You can get there from Rugby, Manchester, Birmingham, or Oxford. The Oxford canal links to the River Thames and later to the Grand Union Canal. It is one of the oldest canals in Britain, having been opened in 1790. It starts at the Oxford Isis Lock in the middle of the city of Oxford and goes on for 77 miles to Hawkesbury Junction which is close to Coventry. On the way you pass some delightful villages which you wouldn’t necessarily see if you were on a car journey – Braunston, and Cropredy for example.

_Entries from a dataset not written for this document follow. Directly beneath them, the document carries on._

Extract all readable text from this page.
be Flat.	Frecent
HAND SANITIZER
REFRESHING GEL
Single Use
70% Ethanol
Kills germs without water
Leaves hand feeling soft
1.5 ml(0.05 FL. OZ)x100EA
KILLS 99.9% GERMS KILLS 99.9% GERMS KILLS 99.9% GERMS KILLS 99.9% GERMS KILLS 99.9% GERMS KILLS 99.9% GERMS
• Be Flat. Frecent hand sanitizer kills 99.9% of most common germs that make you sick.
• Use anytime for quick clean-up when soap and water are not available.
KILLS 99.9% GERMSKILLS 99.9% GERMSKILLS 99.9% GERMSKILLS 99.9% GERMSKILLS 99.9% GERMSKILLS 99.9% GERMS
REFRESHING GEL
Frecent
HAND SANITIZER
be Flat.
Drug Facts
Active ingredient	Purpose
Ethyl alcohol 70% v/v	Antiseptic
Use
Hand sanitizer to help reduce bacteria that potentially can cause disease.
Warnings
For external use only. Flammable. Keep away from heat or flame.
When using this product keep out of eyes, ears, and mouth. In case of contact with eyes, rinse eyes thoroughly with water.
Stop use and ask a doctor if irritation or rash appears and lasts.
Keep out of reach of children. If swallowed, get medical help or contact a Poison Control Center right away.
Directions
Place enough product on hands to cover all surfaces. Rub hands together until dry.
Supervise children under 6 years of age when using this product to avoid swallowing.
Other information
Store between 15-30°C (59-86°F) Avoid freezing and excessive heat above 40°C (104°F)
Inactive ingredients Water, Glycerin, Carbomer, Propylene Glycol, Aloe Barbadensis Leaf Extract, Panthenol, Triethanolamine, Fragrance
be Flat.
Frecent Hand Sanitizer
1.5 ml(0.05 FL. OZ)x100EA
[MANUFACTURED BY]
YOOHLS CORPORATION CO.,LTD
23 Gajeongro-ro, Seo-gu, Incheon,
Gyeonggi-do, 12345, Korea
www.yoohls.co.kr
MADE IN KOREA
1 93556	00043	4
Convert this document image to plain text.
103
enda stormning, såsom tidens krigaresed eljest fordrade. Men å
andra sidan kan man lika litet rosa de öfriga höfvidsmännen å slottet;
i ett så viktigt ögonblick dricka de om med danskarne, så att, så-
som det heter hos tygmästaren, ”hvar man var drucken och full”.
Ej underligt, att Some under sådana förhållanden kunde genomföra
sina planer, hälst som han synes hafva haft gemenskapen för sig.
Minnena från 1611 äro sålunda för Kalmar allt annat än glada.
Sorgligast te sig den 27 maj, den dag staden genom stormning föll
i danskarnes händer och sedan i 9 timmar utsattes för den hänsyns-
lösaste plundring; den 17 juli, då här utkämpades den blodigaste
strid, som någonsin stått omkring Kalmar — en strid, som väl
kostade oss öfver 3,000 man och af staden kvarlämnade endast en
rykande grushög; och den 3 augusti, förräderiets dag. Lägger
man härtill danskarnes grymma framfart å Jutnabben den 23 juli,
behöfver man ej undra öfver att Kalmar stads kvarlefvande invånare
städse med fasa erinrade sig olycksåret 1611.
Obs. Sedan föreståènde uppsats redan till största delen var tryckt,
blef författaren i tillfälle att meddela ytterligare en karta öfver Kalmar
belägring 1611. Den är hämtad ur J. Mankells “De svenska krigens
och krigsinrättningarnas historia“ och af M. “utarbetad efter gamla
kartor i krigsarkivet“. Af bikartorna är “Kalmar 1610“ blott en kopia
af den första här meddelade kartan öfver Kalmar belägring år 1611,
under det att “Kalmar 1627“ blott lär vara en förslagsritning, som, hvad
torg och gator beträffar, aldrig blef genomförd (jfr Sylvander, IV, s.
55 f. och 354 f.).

The joys of canal travel are that you relax as you have to adhere to the speed limit of 4 mph, and you can stop where you want to. You should plan your route beforehand so that you have an idea of where you would like to stop. The Oxford canal takes you through some idyllic countryside and you pass quite close to the village of Woodstock and Blenheim palace – birthplace of Sir Winston Churchill. You can also stop at Banbury and old mediaeval town with a cross – remember the nursery rhyme, “Ride a cock horse to Banbury cross”? You can see it for yourself if you take a narrow boat along the Oxford canal.
Braunston is an old canal town and a gathering place for narrow boat owners. Cropredy is home to the folk festival in which Fairport Convention appear every year. The Red Lion in Cropredy is a good watering hole and it sells food too.
There are 43 lock systems on the Oxford canal and going through these can be a time-consuming business, so you will have to be patient. There may be queues to go through them too. One of the good things about locks is that there is usually a convenient watering hole close by where you can relax.
If you are a little daunted about opening and closing lock gates you can hire a narrow boat complete with a skipper. You will be asked to help sometimes, but it does take the strain off you while you are on a narrow boat holiday. Why not do some research and find out more about narrow boat holidays?